Laurence, formerly head of the reference department at the AUC Library, where she is now Librarian Emerita and Consultant of Coptic Studies Collection Development, became involved in her uncle’s work in 1979. ‘I was inspired by the desire to prevent what happened to my Uncle Aziz [Ragheb’s brother] – whose four-thousand page opus in four volumes on Saint Mark vanished when he died – from happening to Uncle Ragheb’. She was determined to prevent Moftah’s work from going unrecorded and unprotected by copyright. To this end, she has served as his all-round assistant and advocate for the past eighteen years. With his agreements with both the AUC Press and the Library of Congress – the latter of which grants Moftah copyright to all the material on audio tape and to the music in Newlandsmith’s sixteen folios of transcriptions her mission seemed to be accomplished. Indeed, Laurence says that Ragheb succeeded in recording the entire still-living corpus of Coptic liturgical music. A total of fifty-seven of his audio-cassette recordings from 1954 to 1971 can be downloaded on a number of Coptic websites, such as www. coptichymns.net, www.coepaonline.org, www.suscopts.org, www.tasbesha.org, and www.copticheritage.org.
Yet there was a valiant postscript. Beginning in the mid-1990s, working quietly with ‘a very talented’ priest, Abouna Metthias Nasr, at his home, Moftah attempted to restore the liturgy of St. Cyril. According to Roy and Toth, the liturgy, which is used for Grand Friday (the Friday before Palm Sunday), was almost totally lost over the previous sixty-plus years due to the deaths of the last surviving cantors who knew this music. However, Ragheb was not satisfied with the result, ending the project when it became clear that not enough of the original melodies survived to complete it.
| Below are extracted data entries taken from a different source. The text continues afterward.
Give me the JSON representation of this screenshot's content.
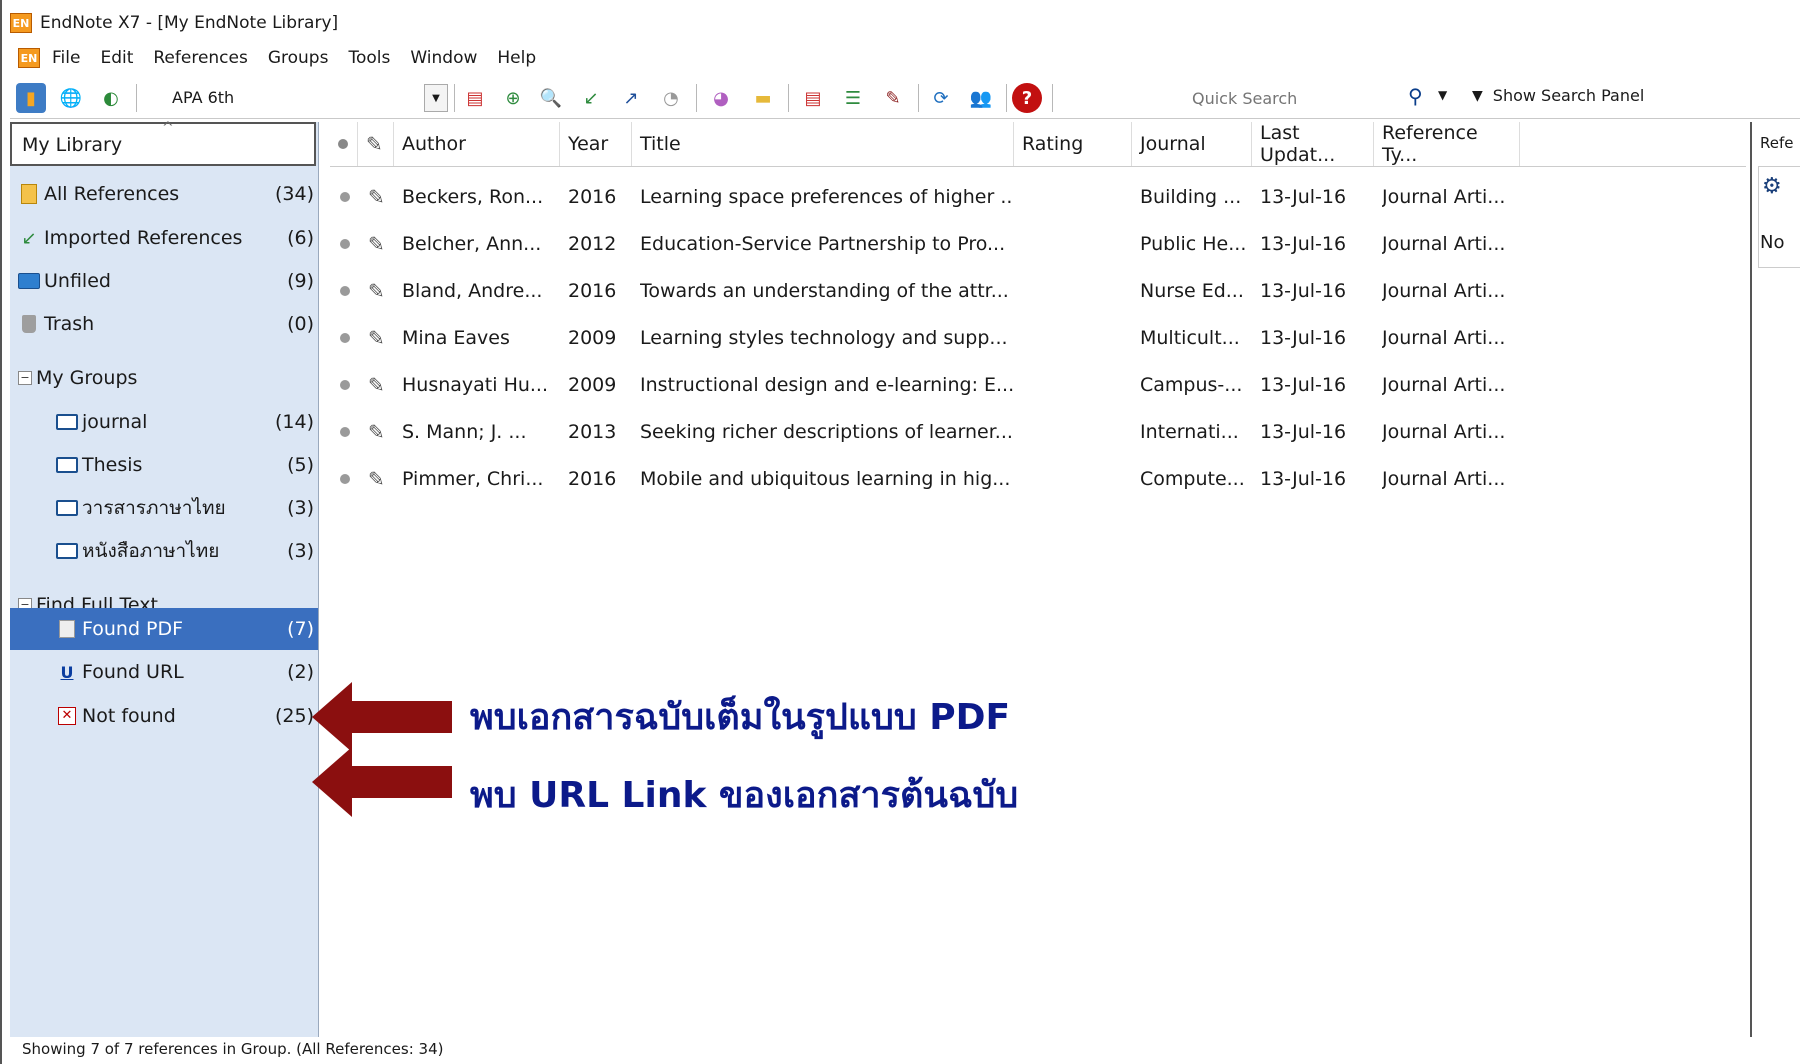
{
  "window": {
    "title": "EndNote X7 - [My EndNote Library]",
    "logo": "EN"
  },
  "menu": [
    "File",
    "Edit",
    "References",
    "Groups",
    "Tools",
    "Window",
    "Help"
  ],
  "toolbar": {
    "style": "APA 6th",
    "quick_search_placeholder": "Quick Search",
    "show_search_panel": "Show Search Panel"
  },
  "sidebar": {
    "header": "My Library",
    "items": [
      {
        "label": "All References",
        "count": "(34)"
      },
      {
        "label": "Imported References",
        "count": "(6)"
      },
      {
        "label": "Unfiled",
        "count": "(9)"
      },
      {
        "label": "Trash",
        "count": "(0)"
      }
    ],
    "my_groups": {
      "label": "My Groups",
      "items": [
        {
          "label": "journal",
          "count": "(14)"
        },
        {
          "label": "Thesis",
          "count": "(5)"
        },
        {
          "label": "วารสารภาษาไทย",
          "count": "(3)"
        },
        {
          "label": "หนังสือภาษาไทย",
          "count": "(3)"
        }
      ]
    },
    "find_full_text": {
      "label": "Find Full Text",
      "items": [
        {
          "label": "Found PDF",
          "count": "(7)"
        },
        {
          "label": "Found URL",
          "count": "(2)"
        },
        {
          "label": "Not found",
          "count": "(25)"
        }
      ]
    }
  },
  "table": {
    "columns": [
      "Author",
      "Year",
      "Title",
      "Rating",
      "Journal",
      "Last Updat...",
      "Reference Ty..."
    ],
    "rows": [
      {
        "author": "Beckers, Ron...",
        "year": "2016",
        "title": "Learning space preferences of higher ...",
        "rating": "",
        "journal": "Building ...",
        "updated": "13-Jul-16",
        "type": "Journal Arti..."
      },
      {
        "author": "Belcher, Ann...",
        "year": "2012",
        "title": "Education-Service Partnership to Pro...",
        "rating": "",
        "journal": "Public He...",
        "updated": "13-Jul-16",
        "type": "Journal Arti..."
      },
      {
        "author": "Bland, Andre...",
        "year": "2016",
        "title": "Towards an understanding of the attr...",
        "rating": "",
        "journal": "Nurse Ed...",
        "updated": "13-Jul-16",
        "type": "Journal Arti..."
      },
      {
        "author": "Mina Eaves",
        "year": "2009",
        "title": "Learning styles technology and supp...",
        "rating": "",
        "journal": "Multicult...",
        "updated": "13-Jul-16",
        "type": "Journal Arti..."
      },
      {
        "author": "Husnayati Hu...",
        "year": "2009",
        "title": "Instructional design and e-learning: E...",
        "rating": "",
        "journal": "Campus-...",
        "updated": "13-Jul-16",
        "type": "Journal Arti..."
      },
      {
        "author": "S. Mann; J. ...",
        "year": "2013",
        "title": "Seeking richer descriptions of learner...",
        "rating": "",
        "journal": "Internati...",
        "updated": "13-Jul-16",
        "type": "Journal Arti..."
      },
      {
        "author": "Pimmer, Chri...",
        "year": "2016",
        "title": "Mobile and ubiquitous learning in hig...",
        "rating": "",
        "journal": "Compute...",
        "updated": "13-Jul-16",
        "type": "Journal Arti..."
      }
    ]
  },
  "right_panel": {
    "label": "Refe",
    "text": "No"
  },
  "status": "Showing 7 of 7 references in Group. (All References: 34)",
  "annotations": {
    "pdf": "พบเอกสารฉบับเต็มในรูปแบบ PDF",
    "url": "พบ URL Link ของเอกสารต้นฉบับ"
  },
  "colors": {
    "selected": "#3a6fbf",
    "sidebar_bg": "#dbe6f4",
    "arrow": "#8b0f0f",
    "annotation_text": "#0c1a8a"
  }
}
Despite these massive achievements, the question remains: Who will follow? Moftah himself thought that for the most part, his work was done. ‘I did what I was obliged to do, and it’s finished’, he declared at the end of one of our videotaped interviews. On Moftah’s 100th birthday, in 1998, Pope Shenouda III celebrated a mass in his honour that drew roughly a thousand persons to the Abbasiyah Cathedral. Tragedy struck at Moftah’s also-crowded funeral on 18 June 18th 2001. His eighty-four-year-old second cousin, Abdullah Moftah – a comparative youngster, and the family’s unoffcial historian – was struck by a car while leaving the cathedral. He died the next day.
Others have departed too: Anba Gregorios and Martha Roy both died in 2011. Pope Shenouda III left us in 2012, and Mark Linz – who retired from the AUC Press in 2012 – passed away on 9 February 2013.
Yet despite these losses, the music that Ragheb Moftah so lovingly saved from oblivion lives on, rising from the throats of cantors and choirs as it has from the days of the pharaohs.
All Photos from the Moftah family archives. Courtesy of Laurence Moftah .This article is based on (and updates) one that appeared in Egypt Today magazine, April 1997, by Raymond Stock © 1997–2008, and a later version that appeared in Turath: Egypt’s Heritage Review (Inaugural issue, February 2008).